Do you ever feel like you may know an embarrassingly small amount about China? Other than what you may have read or watched on the news, learned during a world history class in high school or college, or saw in the incredibly popular late-nineties Disney animated film, Mulan.
If so, and you're curious to learn more about China (or learn Chinese), doing a short-term study abroad program in China over your summer break is a great way to improve your knowledge of this emerging nation. So without further ado, I'm pleased to present to you our guide to summer study abroad in China.
Okay - so you've settled on heading to China next summer for study abroad. Now's the time to discern what type of program you would like to study abroad with. Here are the basic categories for you to consider:
The bad news? You may not be able to pick up on 3000-4000 Mandarin Chinese characters in the span of a summer study abroad program. The great news? You'll walk away sure as heck knowing WAY more than when you came - especially if you commit to speaking in the target language whenever possible and truly make the effort to capitalize on this amazing learning opportunity. Some programs will even give you credit for an entire semester of Chinese language study if you spend enough daily hours studying Mandarin. If this is your ultimate goal, be sure to find a program that will bear such results!
Cultural and Language
If you're hoping to learn more about the Chinese culture while in China but are less keen on spending hours and hours a day re-writing hanzi or listening to language tapes, these more laid-back combo programs will be a better fit for you. These programs often include hoards of activities to compliment your studies: visits to tea houses with opera shows, cooking courses (xihongshi chaodan, anyone?), or treks along the Great Wall just to name a few.
The best part about studying abroad is that all the learning doesn't happen in the classroom. If you want to leave it up to the experts to show you a good time in China over the summer, find a program that offers a number of activities for you and your classmates. You won't regret it!
For those students wanting their study abroad experience to truly compliment their pre-established course of study, a subject specific study abroad program is ideal. For instance, business majors may want to find a program solely focused on trade relations in China. A student desiring to be a social worker may opt for a program committed to service learning and lots of face-to-face time with the locals. Discern what your goals are before choosing your ultimate study abroad program.

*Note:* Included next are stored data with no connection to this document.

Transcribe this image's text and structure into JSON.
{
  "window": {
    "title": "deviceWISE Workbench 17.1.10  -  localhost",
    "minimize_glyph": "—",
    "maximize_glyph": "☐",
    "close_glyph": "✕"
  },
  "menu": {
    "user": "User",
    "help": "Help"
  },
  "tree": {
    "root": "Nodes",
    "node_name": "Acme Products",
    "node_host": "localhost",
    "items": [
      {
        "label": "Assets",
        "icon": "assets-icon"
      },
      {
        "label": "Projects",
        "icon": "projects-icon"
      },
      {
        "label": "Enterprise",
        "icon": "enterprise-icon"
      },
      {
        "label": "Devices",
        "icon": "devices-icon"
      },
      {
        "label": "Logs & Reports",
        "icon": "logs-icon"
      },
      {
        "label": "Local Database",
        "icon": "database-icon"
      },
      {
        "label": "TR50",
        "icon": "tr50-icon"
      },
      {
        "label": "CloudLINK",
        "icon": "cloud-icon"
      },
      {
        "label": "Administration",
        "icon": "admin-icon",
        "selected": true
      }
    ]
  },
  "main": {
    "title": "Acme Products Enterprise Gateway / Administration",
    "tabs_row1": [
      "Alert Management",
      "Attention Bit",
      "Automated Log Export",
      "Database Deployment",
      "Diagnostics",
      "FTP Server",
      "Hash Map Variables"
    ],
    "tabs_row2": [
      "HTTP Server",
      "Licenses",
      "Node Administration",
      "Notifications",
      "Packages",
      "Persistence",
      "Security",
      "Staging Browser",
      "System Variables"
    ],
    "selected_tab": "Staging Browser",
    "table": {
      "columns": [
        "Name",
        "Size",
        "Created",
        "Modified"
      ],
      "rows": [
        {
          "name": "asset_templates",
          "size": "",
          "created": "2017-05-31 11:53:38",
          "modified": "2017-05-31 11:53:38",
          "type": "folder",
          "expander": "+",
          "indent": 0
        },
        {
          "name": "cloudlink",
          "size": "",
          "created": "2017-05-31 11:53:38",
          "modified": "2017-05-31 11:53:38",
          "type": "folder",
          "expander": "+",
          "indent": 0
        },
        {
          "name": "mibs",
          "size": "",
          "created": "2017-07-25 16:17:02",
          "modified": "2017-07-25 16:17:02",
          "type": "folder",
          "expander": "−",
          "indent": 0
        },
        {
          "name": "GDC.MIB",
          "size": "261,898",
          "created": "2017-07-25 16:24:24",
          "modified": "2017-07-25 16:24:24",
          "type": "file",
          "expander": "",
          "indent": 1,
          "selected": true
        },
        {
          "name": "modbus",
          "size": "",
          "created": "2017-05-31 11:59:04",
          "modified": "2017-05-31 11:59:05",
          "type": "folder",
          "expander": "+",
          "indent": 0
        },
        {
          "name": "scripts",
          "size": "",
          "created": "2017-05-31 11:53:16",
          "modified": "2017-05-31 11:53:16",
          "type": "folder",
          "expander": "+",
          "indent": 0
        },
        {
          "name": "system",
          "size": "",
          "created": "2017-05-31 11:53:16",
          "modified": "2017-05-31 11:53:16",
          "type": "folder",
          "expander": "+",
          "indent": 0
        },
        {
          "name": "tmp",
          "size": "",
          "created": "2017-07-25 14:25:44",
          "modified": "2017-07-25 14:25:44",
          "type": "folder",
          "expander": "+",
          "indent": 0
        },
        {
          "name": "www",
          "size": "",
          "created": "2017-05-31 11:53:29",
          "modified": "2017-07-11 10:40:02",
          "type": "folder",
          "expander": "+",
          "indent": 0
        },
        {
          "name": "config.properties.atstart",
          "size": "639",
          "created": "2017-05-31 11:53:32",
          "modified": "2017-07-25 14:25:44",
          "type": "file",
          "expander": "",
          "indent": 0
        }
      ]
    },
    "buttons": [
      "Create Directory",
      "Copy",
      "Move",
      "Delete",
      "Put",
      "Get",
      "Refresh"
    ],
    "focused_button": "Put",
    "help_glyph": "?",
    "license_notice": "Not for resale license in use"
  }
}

From what I’ve read about all of the best summer abroad areas, the best packing advice I can give you is to pack for a "New England Summer": mostly shorts, capris, and tee-shirts, but don’t forget a few pairs of jeans, long-sleeved shirts, and a few of your favorite hoodies!
Also - and this is SUPER important - bring your umbrella (you will get wet!). Bug spray is a must as well (darn those 'skeeters). Bring light pajamas, especially because it will be unlikely that your apartment or dorm or homestay will be equipped with a proper air conditioning.